The honest reason data quality problems escape compliance scrutiny is structural: DPOs are not typically embedded in the data engineering workflow. They document processing activities based on interviews with product and engineering teams, supplemented by system architecture diagrams that may or may not reflect the current state of the infrastructure. Schema changes happen in pull requests. Retention logic lives in pipeline code. Data classification changes are made in a metadata catalog that no one told the legal team existed.

We are not saying that DPOs should become data engineers. That is not a realistic or necessary expectation. What we are saying is that a compliance programme that has no feedback loop from the data engineering layer is operating on a model of the data estate that will increasingly diverge from reality over time.

The connection between data observability tooling — pipeline monitors, schema change alerts, data freshness checks, column-level lineage — and compliance obligations is not an interesting engineering concept. It is the practical mechanism by which Art. 5 obligations are met in a production data environment.

A Note on Proportionality

None of this requires that every organisation deploy a full-scale observability platform. A 40-person company with three data sources and a weekly reporting pipeline faces a different engineering reality than a 300-person company with 15 systems, a streaming ETL layer, and a data science team producing derived personal data from multiple sources. The principle is the same; the implementation should match the scale.

What does not scale well is the manual alternative: periodic data audits, spreadsheet-based ROPA updates that rely on engineers remembering to tell the DPO about schema changes, and reactive data quality remediation triggered only by visible failures. Growth makes manual processes unsustainable, and in the context of GDPR, unsustainable eventually means non-compliant.

Starting Points for DPOs

If your organisation does not yet have data quality monitoring in place, the compliance case for starting is straightforward. The practical starting point is not a large infrastructure project — it is a conversation between the DPO and the data engineering team about where personal data flows and what currently alerts when those flows break or change.
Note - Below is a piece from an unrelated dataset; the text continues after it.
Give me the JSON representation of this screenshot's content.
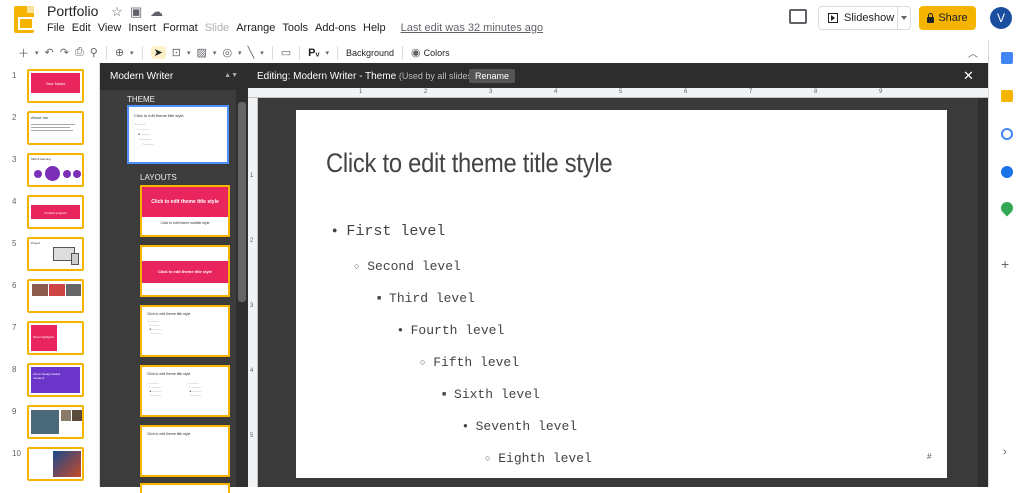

Three questions worth asking in that conversation: Does anyone get notified when a column that holds personal data changes its data type? Is there a record of when a data subject's record was last validated against a primary source? If a DSR were received today, could you enumerate every system holding data about that individual and return a complete, accurate dataset within the one-month window Art. 12(3) specifies?

If the honest answer to any of those is no, or "probably not," you have identified a compliance gap that sits upstream of documentation. That is where to start.